No. That would not be nice.

Yet, does my proposal *force* this? Is it not possible for the magical resource locator to coexist with a mechanism to allow local control?

And why would WinFoo.pm differ from UnixLikeFoo.pm? They are both text files. To the extent they interact with the operating system, perl already manages manfully (no fork in Windows).

But what about
#use GetUserResponse in 'smpl_ui.pm'; # when debugging
use GetUserResponse in 'our_gui.pm';

The broken operating system, or rather family of systems (and I converted away from them about three years ago), still is used by 90% of users. In practice, it does matter what happens in that environment.

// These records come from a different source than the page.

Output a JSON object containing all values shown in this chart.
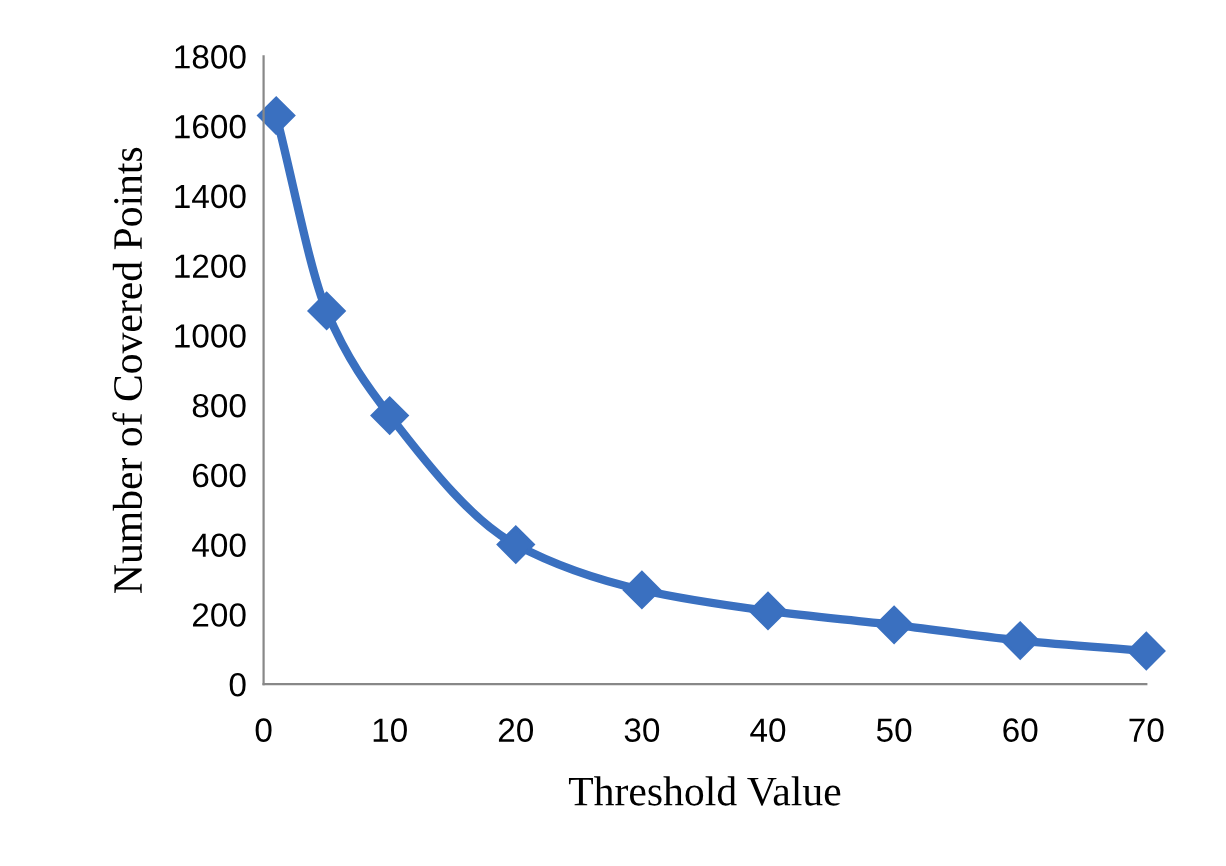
{
  "chart_data": {
    "type": "line",
    "xlabel": "Threshold Value",
    "ylabel": "Number of Covered Points",
    "x": [
      1,
      5,
      10,
      20,
      30,
      40,
      50,
      60,
      70
    ],
    "series": [
      {
        "color": "#3a70c0",
        "values": [
          1630,
          1070,
          770,
          400,
          270,
          210,
          170,
          125,
          95
        ]
      }
    ],
    "xlim": [
      0,
      70
    ],
    "xticks": [
      0,
      10,
      20,
      30,
      40,
      50,
      60,
      70
    ],
    "ylim": [
      0,
      1800
    ],
    "yticks": [
      0,
      200,
      400,
      600,
      800,
      1000,
      1200,
      1400,
      1600,
      1800
    ],
    "grid": false,
    "marker": "diamond",
    "line_style": "solid",
    "legend": false
  }
}
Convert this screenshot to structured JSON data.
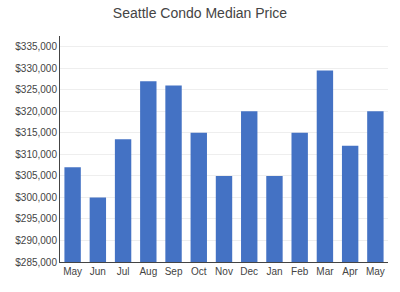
{
  "chart_data": {
    "type": "bar",
    "title": "Seattle Condo Median Price",
    "categories": [
      "May",
      "Jun",
      "Jul",
      "Aug",
      "Sep",
      "Oct",
      "Nov",
      "Dec",
      "Jan",
      "Feb",
      "Mar",
      "Apr",
      "May"
    ],
    "values": [
      307000,
      300000,
      313500,
      327000,
      326000,
      315000,
      305000,
      320000,
      305000,
      315000,
      329500,
      312000,
      320000
    ],
    "color": "#4472C4",
    "ylim": [
      285000,
      337500
    ],
    "yticks": [
      {
        "value": 285000,
        "label": "$285,000"
      },
      {
        "value": 290000,
        "label": "$290,000"
      },
      {
        "value": 295000,
        "label": "$295,000"
      },
      {
        "value": 300000,
        "label": "$300,000"
      },
      {
        "value": 305000,
        "label": "$305,000"
      },
      {
        "value": 310000,
        "label": "$310,000"
      },
      {
        "value": 315000,
        "label": "$315,000"
      },
      {
        "value": 320000,
        "label": "$320,000"
      },
      {
        "value": 325000,
        "label": "$325,000"
      },
      {
        "value": 330000,
        "label": "$330,000"
      },
      {
        "value": 335000,
        "label": "$335,000"
      }
    ],
    "grid": true
  }
}
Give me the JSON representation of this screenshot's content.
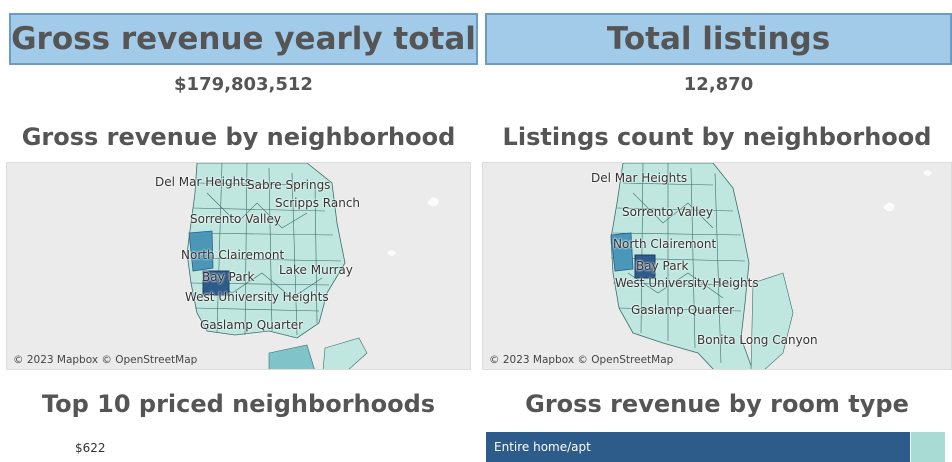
{
  "kpis": {
    "revenue": {
      "title": "Gross revenue yearly total",
      "value": "$179,803,512"
    },
    "listings": {
      "title": "Total listings",
      "value": "12,870"
    }
  },
  "maps": {
    "revenue_map": {
      "title": "Gross revenue by neighborhood",
      "labels": {
        "del_mar_heights": "Del Mar Heights",
        "sabre_springs": "Sabre Springs",
        "scripps_ranch": "Scripps Ranch",
        "sorrento_valley": "Sorrento Valley",
        "north_clairemont": "North Clairemont",
        "bay_park": "Bay Park",
        "lake_murray": "Lake Murray",
        "west_university_heights": "West University Heights",
        "gaslamp_quarter": "Gaslamp Quarter"
      },
      "attribution": "© 2023 Mapbox © OpenStreetMap"
    },
    "listings_map": {
      "title": "Listings count by neighborhood",
      "labels": {
        "del_mar_heights": "Del Mar Heights",
        "sorrento_valley": "Sorrento Valley",
        "north_clairemont": "North Clairemont",
        "bay_park": "Bay Park",
        "west_university_heights": "West University Heights",
        "gaslamp_quarter": "Gaslamp Quarter",
        "bonita_long_canyon": "Bonita Long Canyon"
      },
      "attribution": "© 2023 Mapbox © OpenStreetMap"
    }
  },
  "charts": {
    "top_priced": {
      "title": "Top 10 priced neighborhoods",
      "first_value": "$622"
    },
    "room_type": {
      "title": "Gross revenue by room type",
      "first_label": "Entire home/apt"
    }
  },
  "colors": {
    "banner_fill": "#a2cbea",
    "banner_border": "#6b9cc4",
    "map_land": "#bfe6df",
    "map_dark": "#2e5c8a",
    "map_mid": "#4b97b8",
    "room_bar": "#2e5c8a",
    "room_bar_secondary": "#a8dbd3"
  }
}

Yes--but better for implementators to make that decision than for each and every Perl programmer (most of whom will have no experience with most OS's Perl runs on, so will be making such decisions blind!) to make them separately (and differently).
True. Yet this implies all Perl programmers write for platform independence. My experience has been that when I was using perl under windows, I had to use ppm made available by ActiveState. Whereas for Linux, I could use CPAN directly. This indicates a conversion procedure and rules of best practice for software whose authors want it to be used cross-platform.